I was in London two weeks ago when my daughter texted the sad news that Lou Reed had died. She was very upset, which was surprising as I never knew she was a fan. But the real surprise was how the rest of the world reacted.
As a huge Velvet Underground fan, I know how important Lou’s contribution to music was. He changed music forever. But it was absolutely stunning to see the amount of press generated–not just music press, but mainstream press–by the death of someone most people thought of as a cult figure. As a friend who had worked closely with Lou emailed, “you’d think he was John Lennon.”
I worked with Lou in the 90’s when he recorded for Sire/Reprise, and found him to be as portrayed in most of what I’ve read– hyper intelligent, complex, charming and sometimes difficult. When the Velvet Underground reformed in 1993 a few co-workers and I headed to Edinburgh for the first show. We went backstage before the show and for me it was a surreal experience. While I was a music business executive, first and foremost I was a Velvets fan. I couldn’t believe I was backstage with Lou Reed, John Cale, Sterling Morrison and Moe Tucker, about to see them play. I’d listened to those records hundreds of times, but never in my wildest dreams did I think I’d get to see them live. Or meet them. Or work with them. I had them all sign my pass.

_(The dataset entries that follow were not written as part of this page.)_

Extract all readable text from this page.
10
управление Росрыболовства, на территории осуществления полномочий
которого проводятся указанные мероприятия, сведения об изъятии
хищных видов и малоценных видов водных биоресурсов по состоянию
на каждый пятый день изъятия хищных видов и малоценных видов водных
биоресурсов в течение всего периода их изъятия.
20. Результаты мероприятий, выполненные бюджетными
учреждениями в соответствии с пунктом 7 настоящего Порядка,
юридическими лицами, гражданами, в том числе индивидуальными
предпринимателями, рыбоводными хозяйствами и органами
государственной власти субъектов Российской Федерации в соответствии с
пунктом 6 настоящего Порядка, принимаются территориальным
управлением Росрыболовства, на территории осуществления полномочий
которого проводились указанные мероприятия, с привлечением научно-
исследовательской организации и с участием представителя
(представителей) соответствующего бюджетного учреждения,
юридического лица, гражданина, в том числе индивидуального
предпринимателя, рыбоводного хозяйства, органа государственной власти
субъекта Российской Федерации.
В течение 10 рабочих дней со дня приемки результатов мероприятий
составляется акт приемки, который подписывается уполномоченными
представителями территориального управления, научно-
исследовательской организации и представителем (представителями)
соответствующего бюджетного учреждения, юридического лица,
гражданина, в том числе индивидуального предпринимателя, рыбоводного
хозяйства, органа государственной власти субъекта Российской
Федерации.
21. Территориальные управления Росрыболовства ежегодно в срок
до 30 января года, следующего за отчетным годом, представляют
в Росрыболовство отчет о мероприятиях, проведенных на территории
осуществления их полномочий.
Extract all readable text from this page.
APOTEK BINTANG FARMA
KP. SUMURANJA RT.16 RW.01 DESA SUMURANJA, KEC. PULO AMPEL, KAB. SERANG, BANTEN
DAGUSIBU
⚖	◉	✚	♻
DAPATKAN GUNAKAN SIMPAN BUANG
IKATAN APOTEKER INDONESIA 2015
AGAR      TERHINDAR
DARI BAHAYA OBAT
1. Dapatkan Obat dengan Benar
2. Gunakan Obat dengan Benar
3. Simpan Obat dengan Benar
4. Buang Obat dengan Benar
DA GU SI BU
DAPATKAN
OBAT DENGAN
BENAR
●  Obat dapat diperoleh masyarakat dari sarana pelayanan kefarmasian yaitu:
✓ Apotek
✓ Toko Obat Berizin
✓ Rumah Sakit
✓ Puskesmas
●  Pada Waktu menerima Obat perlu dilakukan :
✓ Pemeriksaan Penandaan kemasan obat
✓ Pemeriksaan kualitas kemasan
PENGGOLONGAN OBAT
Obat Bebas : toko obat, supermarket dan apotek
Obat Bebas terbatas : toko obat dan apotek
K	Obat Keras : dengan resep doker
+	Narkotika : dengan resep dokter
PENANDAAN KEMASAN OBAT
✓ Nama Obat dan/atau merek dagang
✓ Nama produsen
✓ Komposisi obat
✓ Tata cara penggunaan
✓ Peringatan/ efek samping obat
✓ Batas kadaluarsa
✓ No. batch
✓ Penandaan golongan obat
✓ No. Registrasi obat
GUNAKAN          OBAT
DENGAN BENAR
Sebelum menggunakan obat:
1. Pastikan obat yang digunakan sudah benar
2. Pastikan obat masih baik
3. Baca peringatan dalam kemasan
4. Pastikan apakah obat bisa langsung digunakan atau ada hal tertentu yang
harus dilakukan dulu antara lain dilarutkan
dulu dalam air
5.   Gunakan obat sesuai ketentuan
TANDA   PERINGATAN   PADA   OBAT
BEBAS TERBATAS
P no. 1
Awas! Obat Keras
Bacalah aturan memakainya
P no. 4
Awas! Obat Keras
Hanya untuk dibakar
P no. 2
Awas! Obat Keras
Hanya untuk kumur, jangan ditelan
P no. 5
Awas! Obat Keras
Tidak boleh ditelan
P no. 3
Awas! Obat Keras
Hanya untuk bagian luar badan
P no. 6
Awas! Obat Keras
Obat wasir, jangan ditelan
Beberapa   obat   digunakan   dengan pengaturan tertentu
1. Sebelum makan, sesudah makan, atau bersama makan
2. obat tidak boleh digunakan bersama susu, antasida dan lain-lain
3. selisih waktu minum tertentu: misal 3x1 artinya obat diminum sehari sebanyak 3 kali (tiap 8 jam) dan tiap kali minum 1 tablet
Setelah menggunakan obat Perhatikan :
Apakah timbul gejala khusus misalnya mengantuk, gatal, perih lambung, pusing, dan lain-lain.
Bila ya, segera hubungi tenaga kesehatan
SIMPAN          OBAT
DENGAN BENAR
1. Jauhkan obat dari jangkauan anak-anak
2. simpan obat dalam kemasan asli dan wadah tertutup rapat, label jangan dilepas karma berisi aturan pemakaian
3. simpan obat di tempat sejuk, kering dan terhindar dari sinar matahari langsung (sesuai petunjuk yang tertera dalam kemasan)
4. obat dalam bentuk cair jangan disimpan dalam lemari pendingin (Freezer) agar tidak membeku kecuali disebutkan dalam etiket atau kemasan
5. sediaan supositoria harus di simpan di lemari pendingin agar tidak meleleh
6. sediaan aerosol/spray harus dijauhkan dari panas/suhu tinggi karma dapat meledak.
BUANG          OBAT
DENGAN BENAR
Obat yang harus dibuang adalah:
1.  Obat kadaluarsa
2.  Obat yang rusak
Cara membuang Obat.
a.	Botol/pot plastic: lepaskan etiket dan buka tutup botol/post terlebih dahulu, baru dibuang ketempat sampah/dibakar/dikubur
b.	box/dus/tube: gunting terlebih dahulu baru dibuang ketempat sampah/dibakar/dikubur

And when Lou got together with the absolutely wonderful Laurie Anderson, another Warner Bros. artist and soon the love of Lou’s life, I was fortunate to spend a bit of time with them together.
While I don’t have much to say about Lou that hasn’t been said, I can add to the discussion of the Velvets. As John Jurgensen wrote in the Wall Street Journal, “Almost every obituary for Lou Reed has cited a variation of the same quote by composer and producer Brian Eno, who said that the Velvet Underground’s 1967 debut album didn’t sell many copies, but everyone who bought one started a band.”
In his article, Jurgensen identified the journalist Eno made the remark to, Kristine McKenna (an old friend, I had no idea !) and quoted Velvets lawyer Christopher Whent as saying the exact number of albums the Velvet Underground’s debut album sold is lost to time. Whent told him “My best guess as to pre-1984 domestic sales…is that the album sold perhaps 50,000 units. More is unlikely, and I would be surprised if it were as little as 10,000, but I cannot be accurate.”
Jurgensen contacted me, having heard that I might know the exact number, and in fact I do. Many years ago I purchased some documents that had been sent to Nico, including her royalty statement for that album, The Velvet Underground and Nico. In just under two years, it sold…drum roll… 58,476 copies in the U.S.
According to Wikipedia, the album was released March 12, 1967. The royalty statement is for sales through February 14, 1969. It lists sales of mono copies (V 5008) as 13,336 and stereo sales (V6 5008) as 45,140 (77% of copies sold were stereo.) Note that the Velvets received 29 cents for each mono and 36 cents for each stereo copy (plus songwriter’s income which would have been paid separately by the publisher.) In addition it notes royalty income paid by MGM’s affiliates in Germany, England, Canada and income for sales on tape (reel-to-reel, 8-Track) by the Ampex Corp. With complicated royalty rates and deductions, it’s impossible to know how many copies were sold in these countries and on tape.
Below is the royalty statement–the definitive solution to this long debated mystery. I hope Velvets Fans enjoy seeing this true piece of history.
And goodbye Lou. I’m sure you would have enjoyed all the tributes, and knowing how important your music was to so very many people. Myself very much included.